Im Thüringer Landtag hat die AfD-Fraktion am 7. März 2025 einen neuen Untersuchungsausschuss zum Landesverfassungsschutz eingesetzt. Dieser Schritt erfolgt in einem politisch aufgeladenen Kontext und hat das Ziel, die Amtsführung von Verfassungsschutz-Präsident Stephan Kramer zu überprüfen. Die AfD betrachtet sich zu Unrecht als Ziel von Beobachtungen durch den Verfassungsschutz, der den Landesverband seit 2021 als gesichert rechtsextremistisch einstuft und entsprechend beobachtet.

Der AfD-Abgeordnete Stefan Möller unterstreicht, dass der Ausschuss speziell die „Machenschaften“ von Kramer sowie des Thüringer Innenministers Georg Maier (SPD) beleuchten soll. Dies geschieht vor dem Hintergrund, dass ein Untersuchungsausschuss gemäß den Landtagsregeln von mindestens einem Fünftel der Abgeordneten gefordert werden muss.

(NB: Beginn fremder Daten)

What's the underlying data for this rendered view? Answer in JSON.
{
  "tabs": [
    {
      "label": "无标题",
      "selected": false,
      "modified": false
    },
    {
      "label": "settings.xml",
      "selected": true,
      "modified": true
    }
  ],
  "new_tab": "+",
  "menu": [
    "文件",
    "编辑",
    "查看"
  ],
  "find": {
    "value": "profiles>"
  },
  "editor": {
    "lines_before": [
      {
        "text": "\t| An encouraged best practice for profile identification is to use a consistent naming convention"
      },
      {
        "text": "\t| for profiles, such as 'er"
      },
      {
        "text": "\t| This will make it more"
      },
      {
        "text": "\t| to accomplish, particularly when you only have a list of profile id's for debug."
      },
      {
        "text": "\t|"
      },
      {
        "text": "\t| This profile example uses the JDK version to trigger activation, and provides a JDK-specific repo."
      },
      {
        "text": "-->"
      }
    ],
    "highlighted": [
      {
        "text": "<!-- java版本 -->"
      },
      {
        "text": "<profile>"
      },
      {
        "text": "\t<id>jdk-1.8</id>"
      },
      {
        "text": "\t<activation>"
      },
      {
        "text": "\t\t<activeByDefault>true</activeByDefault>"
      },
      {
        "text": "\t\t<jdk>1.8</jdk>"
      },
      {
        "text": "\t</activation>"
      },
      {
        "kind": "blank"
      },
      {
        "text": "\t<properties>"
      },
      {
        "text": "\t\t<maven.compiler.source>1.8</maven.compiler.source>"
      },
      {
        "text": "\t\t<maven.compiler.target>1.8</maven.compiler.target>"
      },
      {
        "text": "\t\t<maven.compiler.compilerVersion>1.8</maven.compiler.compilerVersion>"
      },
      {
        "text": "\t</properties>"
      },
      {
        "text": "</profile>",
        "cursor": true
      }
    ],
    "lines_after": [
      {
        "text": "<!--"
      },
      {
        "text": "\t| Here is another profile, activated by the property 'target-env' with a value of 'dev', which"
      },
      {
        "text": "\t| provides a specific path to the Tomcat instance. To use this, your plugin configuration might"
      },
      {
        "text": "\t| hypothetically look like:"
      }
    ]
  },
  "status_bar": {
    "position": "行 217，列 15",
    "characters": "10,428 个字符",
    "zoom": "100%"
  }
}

Die AfD hat durch die Landtagswahl im September 2024, bei der sie zur stärksten Kraft im Parlament wurde, die notwendige Anzahl an Sitzen erreicht.

Politische Reaktionen

Linke-Abgeordnete Katharina König-Preuss hingegen kündigte an, die Gelegenheit zu nutzen, um über die Gefährlichkeit der AfD aufzuklären. Dies zeugt von einer breiten politischen Debatte über den Einfluss und die ideologischen Ansichten der AfD, die in der Vergangenheit immer wieder in der Diskussion standen.

Gesetzesänderungen im Kontext des Verfassungsschutzes

Zusätzlich zu den aktuellen Entwicklungen rund um den Untersuchungsausschuss hat der Thüringer Landtag kürzlich zwei Gesetzesänderungen verabschiedet. Diese beinhalten, dass seitdem eine einfache Mehrheit ausreicht, um Mitglieder der parlamentarischen Kontrollkommission und der G10-Kommission zu wählen. Diese Gremien spielen eine entscheidende Rolle bei der Kontrolle des Verfassungsschutzes und der Überwachung von dessen Aktivitäten, einschließlich der Genehmigung von Überwachungsmaßnahmen.

Die Änderungen, die ohne Unterstützung der AfD von den Fraktionen CDU, BSW, Linke und SPD angenommen wurden, zielen darauf ab, eine Blockade durch die AfD bei der Besetzung dieser wichtigen Gremien zu verhindern. Die AfD strebt jedoch eine Vertretung in diesen Gremien an, was von den anderen Fraktionen abgelehnt wird, da die Partei selbst unter Beobachtung steht.

Der Untersuchungsausschuss zur Arbeit des Inlandsgeheimdienstes wird als eine bedeutende Entwicklung im politischen Klima Thüringens angesehen, die zeigt, wie angespannt das Verhältnis zwischen der AfD und den anderen politischen Kräften ist. Die bevorstehenden Debatten im Parlament, einschließlich der Fragen zur Geschäftsordnung und der Wahl des Alterspräsidenten, dürften diese Spannungen weiter verstärken.